Various departments of Network Rail put in the rest of the entries, large (Queen Street Station in Glasgow, entered on behalf of Scotland’s Railway, which had its frontage onto George Square redeveloped while retaining its historic trainshed) and small (the clock tower adorning Bognor Regis station) so widely varied, both in location and nature. Three footbridges were entered: at Eridge, Narborough and Newtown (Powis) along with vital (but largely unseen by the public) repairs to Ribblehead Viaduct. No less than five signal boxes were entered: Abergavenny, Greenford (East), Pantyffynnon, Shrewsbury (Severn Bridge Junction) and Valley (near Holyhead), to add to those entered by Colt Construction. The substantial roof and walling structures at Paddington, Preston and Chester had important remedial work done while restoration work on the canopies at Chippenham and Pembroke Dock stations was entered.

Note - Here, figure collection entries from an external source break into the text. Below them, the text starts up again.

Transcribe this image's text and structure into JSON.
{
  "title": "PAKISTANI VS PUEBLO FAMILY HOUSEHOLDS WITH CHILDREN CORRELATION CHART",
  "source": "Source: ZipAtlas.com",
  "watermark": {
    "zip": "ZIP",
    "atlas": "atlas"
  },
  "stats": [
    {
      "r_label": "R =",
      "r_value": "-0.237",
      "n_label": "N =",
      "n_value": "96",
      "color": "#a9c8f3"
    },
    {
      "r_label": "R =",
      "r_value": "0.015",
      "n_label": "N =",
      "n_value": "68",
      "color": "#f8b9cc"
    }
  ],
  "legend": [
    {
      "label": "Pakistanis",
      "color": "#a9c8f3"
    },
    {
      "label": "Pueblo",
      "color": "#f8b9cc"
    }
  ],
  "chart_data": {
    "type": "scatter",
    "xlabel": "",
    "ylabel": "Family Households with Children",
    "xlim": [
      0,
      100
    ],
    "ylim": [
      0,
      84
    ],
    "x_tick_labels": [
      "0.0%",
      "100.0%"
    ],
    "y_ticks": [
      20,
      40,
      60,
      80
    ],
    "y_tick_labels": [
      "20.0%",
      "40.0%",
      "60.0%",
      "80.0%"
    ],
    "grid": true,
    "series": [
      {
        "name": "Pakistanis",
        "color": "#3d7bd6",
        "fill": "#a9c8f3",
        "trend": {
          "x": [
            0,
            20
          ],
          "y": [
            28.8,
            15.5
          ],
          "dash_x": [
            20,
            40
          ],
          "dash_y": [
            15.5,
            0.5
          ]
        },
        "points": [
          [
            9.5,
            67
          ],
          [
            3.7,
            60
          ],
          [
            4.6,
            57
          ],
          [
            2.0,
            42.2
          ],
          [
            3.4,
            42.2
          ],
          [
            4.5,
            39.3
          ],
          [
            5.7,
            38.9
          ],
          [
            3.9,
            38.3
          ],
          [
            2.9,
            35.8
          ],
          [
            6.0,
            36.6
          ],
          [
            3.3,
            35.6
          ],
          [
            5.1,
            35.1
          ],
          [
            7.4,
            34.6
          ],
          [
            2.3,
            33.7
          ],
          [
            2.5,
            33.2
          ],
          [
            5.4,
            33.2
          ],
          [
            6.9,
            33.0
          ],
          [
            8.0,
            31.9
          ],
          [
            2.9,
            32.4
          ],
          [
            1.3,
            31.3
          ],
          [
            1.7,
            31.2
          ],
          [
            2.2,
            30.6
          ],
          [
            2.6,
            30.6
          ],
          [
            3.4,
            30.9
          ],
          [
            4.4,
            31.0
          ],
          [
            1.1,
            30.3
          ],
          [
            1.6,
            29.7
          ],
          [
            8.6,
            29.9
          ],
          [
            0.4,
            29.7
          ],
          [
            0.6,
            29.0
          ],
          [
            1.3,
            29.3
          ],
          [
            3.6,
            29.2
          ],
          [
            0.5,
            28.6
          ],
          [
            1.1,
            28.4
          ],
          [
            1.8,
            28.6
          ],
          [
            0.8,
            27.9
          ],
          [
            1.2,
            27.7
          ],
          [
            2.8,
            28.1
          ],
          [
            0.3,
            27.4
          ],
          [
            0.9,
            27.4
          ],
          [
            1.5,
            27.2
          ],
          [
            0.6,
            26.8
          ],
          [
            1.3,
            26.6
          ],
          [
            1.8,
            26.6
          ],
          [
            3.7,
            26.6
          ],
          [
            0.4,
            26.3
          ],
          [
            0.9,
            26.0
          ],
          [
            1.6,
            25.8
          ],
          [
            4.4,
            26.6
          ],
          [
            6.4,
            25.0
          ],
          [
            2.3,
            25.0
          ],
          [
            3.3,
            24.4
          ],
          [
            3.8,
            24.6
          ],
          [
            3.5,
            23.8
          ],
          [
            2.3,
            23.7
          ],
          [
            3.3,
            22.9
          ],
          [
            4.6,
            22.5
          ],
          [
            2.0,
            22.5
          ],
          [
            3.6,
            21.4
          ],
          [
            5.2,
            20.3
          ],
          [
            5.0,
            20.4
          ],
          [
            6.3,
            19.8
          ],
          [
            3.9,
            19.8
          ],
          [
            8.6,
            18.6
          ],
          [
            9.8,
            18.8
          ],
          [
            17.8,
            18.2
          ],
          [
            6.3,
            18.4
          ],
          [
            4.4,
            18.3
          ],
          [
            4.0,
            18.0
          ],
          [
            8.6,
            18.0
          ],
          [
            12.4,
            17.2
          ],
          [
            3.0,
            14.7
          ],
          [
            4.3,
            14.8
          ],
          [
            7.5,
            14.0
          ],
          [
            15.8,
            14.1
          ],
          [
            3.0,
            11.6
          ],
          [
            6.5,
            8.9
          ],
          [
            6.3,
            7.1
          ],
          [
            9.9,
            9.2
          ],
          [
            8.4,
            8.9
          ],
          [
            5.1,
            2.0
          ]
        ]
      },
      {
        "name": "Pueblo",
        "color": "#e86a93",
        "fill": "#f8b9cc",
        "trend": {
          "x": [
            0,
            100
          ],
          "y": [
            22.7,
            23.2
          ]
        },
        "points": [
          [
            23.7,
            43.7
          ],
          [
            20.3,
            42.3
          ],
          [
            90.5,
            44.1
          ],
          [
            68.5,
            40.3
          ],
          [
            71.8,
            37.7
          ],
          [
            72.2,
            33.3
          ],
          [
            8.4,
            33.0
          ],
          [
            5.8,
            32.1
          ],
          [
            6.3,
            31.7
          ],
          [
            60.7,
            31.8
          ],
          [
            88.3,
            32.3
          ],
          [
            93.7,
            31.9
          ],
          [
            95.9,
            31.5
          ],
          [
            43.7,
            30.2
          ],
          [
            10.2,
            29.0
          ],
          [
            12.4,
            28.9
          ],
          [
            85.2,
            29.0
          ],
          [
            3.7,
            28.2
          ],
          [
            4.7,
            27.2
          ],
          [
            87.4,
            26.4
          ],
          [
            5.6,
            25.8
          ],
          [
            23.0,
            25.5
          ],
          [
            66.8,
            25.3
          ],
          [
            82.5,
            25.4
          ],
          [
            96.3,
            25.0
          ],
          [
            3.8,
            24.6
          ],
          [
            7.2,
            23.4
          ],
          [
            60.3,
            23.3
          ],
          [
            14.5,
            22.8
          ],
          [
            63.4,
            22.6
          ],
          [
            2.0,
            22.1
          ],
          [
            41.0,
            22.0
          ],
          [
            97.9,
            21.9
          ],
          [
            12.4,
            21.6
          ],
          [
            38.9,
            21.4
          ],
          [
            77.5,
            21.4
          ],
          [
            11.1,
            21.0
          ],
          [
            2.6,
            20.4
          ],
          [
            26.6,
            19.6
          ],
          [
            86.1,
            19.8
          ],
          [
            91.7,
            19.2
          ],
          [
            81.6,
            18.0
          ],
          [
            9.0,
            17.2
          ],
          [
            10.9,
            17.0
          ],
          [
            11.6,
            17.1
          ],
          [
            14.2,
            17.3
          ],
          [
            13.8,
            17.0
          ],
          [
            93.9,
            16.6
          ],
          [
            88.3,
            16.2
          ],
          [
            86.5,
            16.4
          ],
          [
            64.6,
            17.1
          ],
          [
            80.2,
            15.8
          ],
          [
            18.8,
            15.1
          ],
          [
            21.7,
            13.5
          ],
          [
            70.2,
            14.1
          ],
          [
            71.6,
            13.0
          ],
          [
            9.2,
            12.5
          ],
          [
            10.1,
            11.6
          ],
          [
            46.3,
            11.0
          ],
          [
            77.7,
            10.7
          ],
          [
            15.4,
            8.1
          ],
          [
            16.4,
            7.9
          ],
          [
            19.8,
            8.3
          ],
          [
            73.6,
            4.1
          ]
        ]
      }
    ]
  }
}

Finally, the fine station building at lonely Appledore, on the edge of Romney Marsh in Kent, has been restored ready for commercial letting. 

So, a busy year for the Awards with a good number of entries thereby enabling a strong field for each award. But these results would not have been possible without the very significant input from a large team of volunteers that make this competition possible. This includes our team of judges managed by their chairman, the Adjudicators led by their chairman as well as the the others that organise the Awards Ceremony, the local plaque unveiling ceremonies, manage the publicity and website. Our thanks go to all of them and to our sponsors and of course to all those who entered; collectively they make our annual Awards competition what it is.